|Two of the towers (left) were not taller than the government's|
San Gimignano, as described by Millie, is the pinnacle of Tuscan towns. After riding a charter bus and meeting a tour guide outside of this village, we were captured by the beauty of this ancient town. It was quaint, but also rich with history—facts that we learned during our tour of the city. Thirteen towers loomed over the cityscape on top of the hill, and our tour guide told us that over seventy had once stood prominently inside of the city walls during the middle ages. When the style of fashionable buildings changed, many people tried to combine their towers in order to create palaces, but the government restricted many of these tower merges by fining the owners trying to change the skyline of San Gimignano. The end result of these regulations was the thirteen towers that we saw as we walked through the city. We learned that all of the towers built during the middle ages were shorter than the government’s towers, a protection of power enacted after fights broke out over whose family would be most important and have the tallest tower.
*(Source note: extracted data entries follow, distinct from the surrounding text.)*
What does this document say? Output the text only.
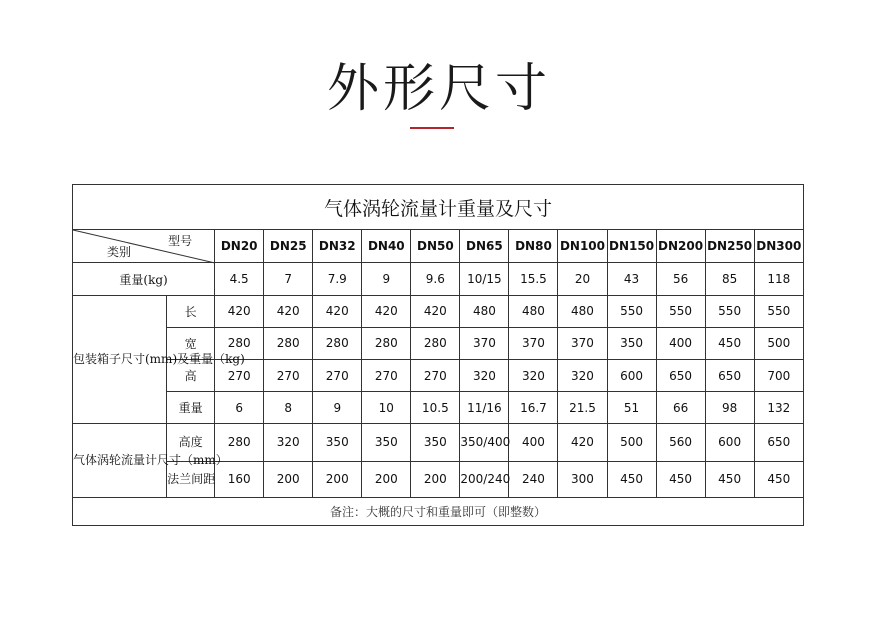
外形尺寸
气体涡轮流量计重量及尺寸													

型号
类别		DN20	DN25	DN32	DN40	DN50	DN65	DN80	DN100	DN150	DN200	DN250	DN300
重量(kg)		4.5	7	7.9	9	9.6	10/15	15.5	20	43	56	85	118
包装箱子尺寸(mm)及重量（kg)	长	420	420	420	420	420	480	480	480	550	550	550	550
	宽	280	280	280	280	280	370	370	370	350	400	450	500
	高	270	270	270	270	270	320	320	320	600	650	650	700
	重量	6	8	9	10	10.5	11/16	16.7	21.5	51	66	98	132
气体涡轮流量计尺寸（mm）	高度	280	320	350	350	350	350/400	400	420	500	560	600	650
	法兰间距	160	200	200	200	200	200/240	240	300	450	450	450	450
备注：大概的尺寸和重量即可（即整数）													
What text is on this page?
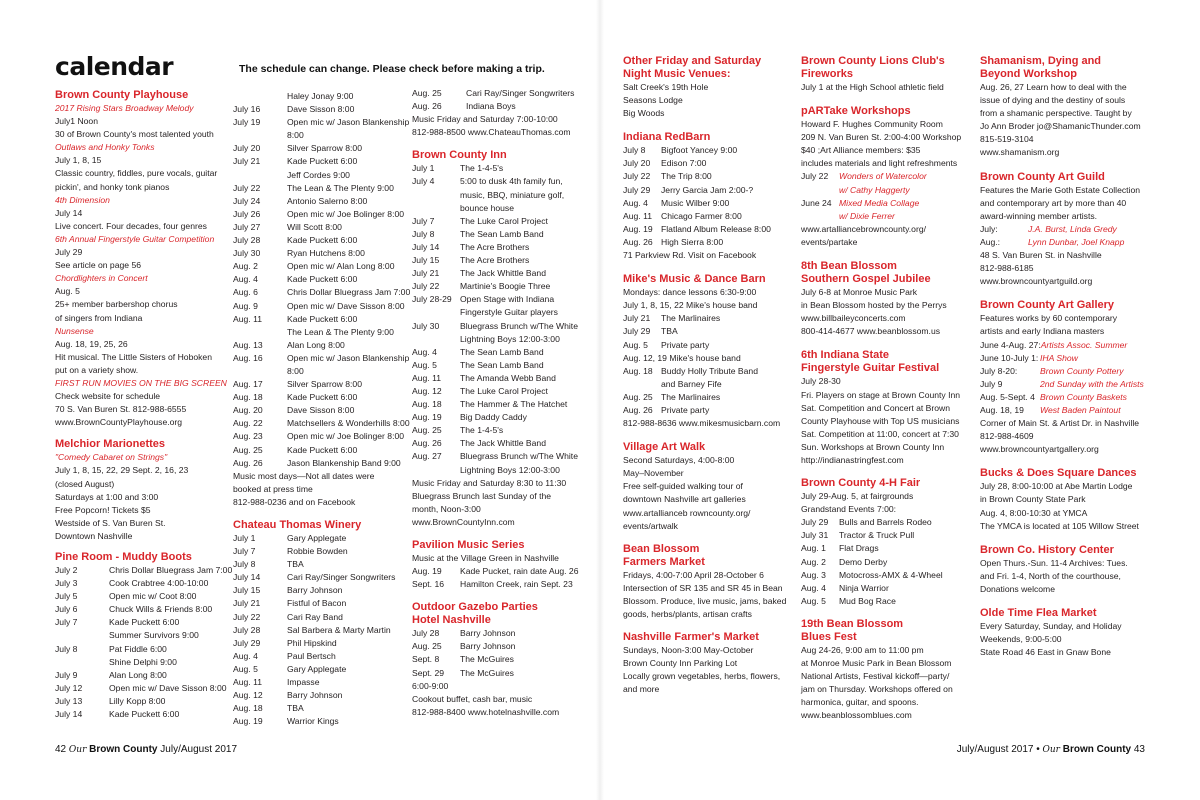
calendar	The schedule can change. Please check before making a trip.
Brown County Playhouse
2017 Rising Stars Broadway Melody
July1 Noon
30 of Brown County's most talented youth
Outlaws and Honky Tonks
July 1, 8, 15
Classic country, fiddles, pure vocals, guitar
pickin', and honky tonk pianos
4th Dimension
July 14
Live concert. Four decades, four genres
6th Annual Fingerstyle Guitar Competition
July 29
See article on page 56
Chordlighters in Concert
Aug. 5
25+ member barbershop chorus
of singers from Indiana
Nunsense
Aug. 18, 19, 25, 26
Hit musical. The Little Sisters of Hoboken
put on a variety show.
FIRST RUN MOVIES ON THE BIG SCREEN
Check website for schedule
70 S. Van Buren St. 812-988-6555
www.BrownCountyPlayhouse.org
Melchior Marionettes
"Comedy Cabaret on Strings"
July 1, 8, 15, 22, 29 Sept. 2, 16, 23
(closed August)
Saturdays at 1:00 and 3:00
Free Popcorn! Tickets $5
Westside of S. Van Buren St.
Downtown Nashville
Pine Room - Muddy Boots
July 2	Chris Dollar Bluegrass Jam 7:00
July 3	Cook Crabtree 4:00-10:00
July 5	Open mic w/ Coot 8:00
July 6	Chuck Wills & Friends 8:00
July 7	Kade Puckett 6:00
Summer Survivors 9:00
July 8	Pat Fiddle 6:00
Shine Delphi 9:00
July 9	Alan Long 8:00
July 12	Open mic w/ Dave Sisson 8:00
July 13	Lilly Kopp 8:00
July 14	Kade Puckett 6:00
Haley Jonay 9:00
July 16	Dave Sisson 8:00
July 19	Open mic w/ Jason Blankenship
8:00
July 20	Silver Sparrow 8:00
July 21	Kade Puckett 6:00
Jeff Cordes 9:00
July 22	The Lean & The Plenty 9:00
July 24	Antonio Salerno 8:00
July 26	Open mic w/ Joe Bolinger 8:00
July 27	Will Scott 8:00
July 28	Kade Puckett 6:00
July 30	Ryan Hutchens 8:00
Aug. 2	Open mic w/ Alan Long 8:00
Aug. 4	Kade Puckett 6:00
Aug. 6	Chris Dollar Bluegrass Jam 7:00
Aug. 9	Open mic w/ Dave Sisson 8:00
Aug. 11	Kade Puckett 6:00
The Lean & The Plenty 9:00
Aug. 13	Alan Long 8:00
Aug. 16	Open mic w/ Jason Blankenship
8:00
Aug. 17	Silver Sparrow 8:00
Aug. 18	Kade Puckett 6:00
Aug. 20	Dave Sisson 8:00
Aug. 22	Matchsellers & Wonderhills 8:00
Aug. 23	Open mic w/ Joe Bolinger 8:00
Aug. 25	Kade Puckett 6:00
Aug. 26	Jason Blankenship Band 9:00
Music most days—Not all dates were
booked at press time
812-988-0236 and on Facebook
Chateau Thomas Winery
July 1	Gary Applegate
July 7	Robbie Bowden
July 8	TBA
July 14	Cari Ray/Singer Songwriters
July 15	Barry Johnson
July 21	Fistful of Bacon
July 22	Cari Ray Band
July 28	Sal Barbera & Marty Martin
July 29	Phil Hipskind
Aug. 4	Paul Bertsch
Aug. 5	Gary Applegate
Aug. 11	Impasse
Aug. 12	Barry Johnson
Aug. 18	TBA
Aug. 19	Warrior Kings
Aug. 25	Cari Ray/Singer Songwriters
Aug. 26	Indiana Boys
Music Friday and Saturday 7:00-10:00
812-988-8500 www.ChateauThomas.com
Brown County Inn
July 1	The 1-4-5's
July 4	5:00 to dusk 4th family fun,
music, BBQ, miniature golf,
bounce house
July 7	The Luke Carol Project
July 8	The Sean Lamb Band
July 14	The Acre Brothers
July 15	The Acre Brothers
July 21	The Jack Whittle Band
July 22	Martinie's Boogie Three
July 28-29 Open Stage with Indiana
Fingerstyle Guitar players
July 30	Bluegrass Brunch w/The White
Lightning Boys 12:00-3:00
Aug. 4	The Sean Lamb Band
Aug. 5	The Sean Lamb Band
Aug. 11	The Amanda Webb Band
Aug. 12	The Luke Carol Project
Aug. 18	The Hammer & The Hatchet
Aug. 19	Big Daddy Caddy
Aug. 25	The 1-4-5's
Aug. 26	The Jack Whittle Band
Aug. 27	Bluegrass Brunch w/The White
Lightning Boys 12:00-3:00
Music Friday and Saturday 8:30 to 11:30
Bluegrass Brunch last Sunday of the
month, Noon-3:00
www.BrownCountyInn.com
Pavilion Music Series
Music at the Village Green in Nashville
Aug. 19	Kade Pucket, rain date Aug. 26
Sept. 16	Hamilton Creek, rain Sept. 23
Outdoor Gazebo Parties
Hotel Nashville
July 28	Barry Johnson
Aug. 25	Barry Johnson
Sept. 8	The McGuires
Sept. 29	The McGuires
6:00-9:00
Cookout buffet, cash bar, music
812-988-8400 www.hotelnashville.com
Other Friday and Saturday
Night Music Venues:
Salt Creek's 19th Hole
Seasons Lodge
Big Woods
Indiana RedBarn
July 8	Bigfoot Yancey 9:00
July 20	Edison 7:00
July 22	The Trip 8:00
July 29	Jerry Garcia Jam 2:00-?
Aug. 4	Music Wilber 9:00
Aug. 11	Chicago Farmer 8:00
Aug. 19 Flatland Album Release 8:00
Aug. 26 High Sierra 8:00
71 Parkview Rd. Visit on Facebook
Mike's Music & Dance Barn
Mondays: dance lessons 6:30-9:00
July 1, 8, 15, 22 Mike's house band
July 21	The Marlinaires
July 29	TBA
Aug. 5	Private party
Aug. 12, 19 Mike's house band
Aug. 18 Buddy Holly Tribute Band
and Barney Fife
Aug. 25 The Marlinaires
Aug. 26 Private party
812-988-8636 www.mikesmusicbarn.com
Village Art Walk
Second Saturdays, 4:00-8:00
May–November
Free self-guided walking tour of
downtown Nashville art galleries
www.artallianceb rowncounty.org/
events/artwalk
Bean Blossom
Farmers Market
Fridays, 4:00-7:00 April 28-October 6
Intersection of SR 135 and SR 45 in Bean
Blossom. Produce, live music, jams, baked
goods, herbs/plants, artisan crafts
Nashville Farmer's Market
Sundays, Noon-3:00 May-October
Brown County Inn Parking Lot
Locally grown vegetables, herbs, flowers,
and more
Brown County Lions Club's
Fireworks
July 1 at the High School athletic field
pARTake Workshops
Howard F. Hughes Community Room
209 N. Van Buren St. 2:00-4:00 Workshop
$40 ;Art Alliance members: $35
includes materials and light refreshments
July 22	Wonders of Watercolor
w/ Cathy Haggerty
June 24 Mixed Media Collage
w/ Dixie Ferrer
www.artalliancebrowncounty.org/
events/partake
8th Bean Blossom
Southern Gospel Jubilee
July 6-8 at Monroe Music Park
in Bean Blossom hosted by the Perrys
www.billbaileyconcerts.com
800-414-4677 www.beanblossom.us
6th Indiana State
Fingerstyle Guitar Festival
July 28-30
Fri. Players on stage at Brown County Inn
Sat. Competition and Concert at Brown
County Playhouse with Top US musicians
Sat. Competition at 11:00, concert at 7:30
Sun. Workshops at Brown County Inn
http://indianastringfest.com
Brown County 4-H Fair
July 29-Aug. 5, at fairgrounds
Grandstand Events 7:00:
July 29	Bulls and Barrels Rodeo
July 31	Tractor & Truck Pull
Aug. 1	Flat Drags
Aug. 2	Demo Derby
Aug. 3	Motocross-AMX & 4-Wheel
Aug. 4	Ninja Warrior
Aug. 5	Mud Bog Race
19th Bean Blossom
Blues Fest
Aug 24-26, 9:00 am to 11:00 pm
at Monroe Music Park in Bean Blossom
National Artists, Festival kickoff—party/
jam on Thursday. Workshops offered on
harmonica, guitar, and spoons.
www.beanblossomblues.com
Shamanism, Dying and
Beyond Workshop
Aug. 26, 27 Learn how to deal with the
issue of dying and the destiny of souls
from a shamanic perspective. Taught by
Jo Ann Broder jo@ShamanicThunder.com
815-519-3104
www.shamanism.org
Brown County Art Guild
Features the Marie Goth Estate Collection
and contemporary art by more than 40
award-winning member artists.
July:	J.A. Burst, Linda Gredy
Aug.:	Lynn Dunbar, Joel Knapp
48 S. Van Buren St. in Nashville
812-988-6185
www.browncountyartguild.org
Brown County Art Gallery
Features works by 60 contemporary
artists and early Indiana masters
June 4-Aug. 27: Artists Assoc. Summer
June 10-July 1: IHA Show
July 8-20:	Brown County Pottery
July 9	2nd Sunday with the Artists
Aug. 5-Sept. 4 Brown County Baskets
Aug. 18, 19	West Baden Paintout
Corner of Main St. & Artist Dr. in Nashville
812-988-4609
www.browncountyartgallery.org
Bucks & Does Square Dances
July 28, 8:00-10:00 at Abe Martin Lodge
in Brown County State Park
Aug. 4, 8:00-10:30 at YMCA
The YMCA is located at 105 Willow Street
Brown Co. History Center
Open Thurs.-Sun. 11-4 Archives: Tues.
and Fri. 1-4, North of the courthouse,
Donations welcome
Olde Time Flea Market
Every Saturday, Sunday, and Holiday
Weekends, 9:00-5:00
State Road 46 East in Gnaw Bone
42 Our Brown County July/August 2017	July/August 2017 • Our Brown County 43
|One of the palaces built by conjoining towers|
After we learned about the history of buildings, our tour guide explained the importance of San Gimignano’s major exports: saffron and white wine. We had learned about saffron and how it is produced in our class before we left for Italy, so it was exciting to actually hear about its uses from a local in this Tuscan town. Our tour guide told us that in ancient times, saffron was commonly used in capsules and pills, as it was cherished for its medicinal values. She also explained that saffron was used as a yellow dye for cloth. It was incredibly expensive in the middle ages, and it still is today. Roughly 150,000 Crocus flowers are used for one kilogram of saffron, since the stigma of each flower is what creates this precious spice, and each flower must be hand-harvested in order to have saffron.
|The beautiful San Gimignano vista|
We also learned about the production of a specific white wine in San Gimignano: Vernaccia di San Gimignano. Our tour guide told us about how Lorenzo de' Medici loved the white wine that San Gimignano produced, and would often buy out the entire city’s supply of it. After the government advised him not to drink so much of it because of his health, he admitted that the large amount of wine that he procured was for his mother—the true fanatic. I purchased a bottle of this local specialty wine in town, and we got to enjoy it that night for dinner. I was pretty impressed!
In all, I really enjoyed seeing the ancient city of San Gimignano and learning about the specific exports that this area specializes in. I have a new appreciation for the products that have come from this ancient town, both in the past and the present, and I think it is fascinating it has produced such important exports for centuries to come.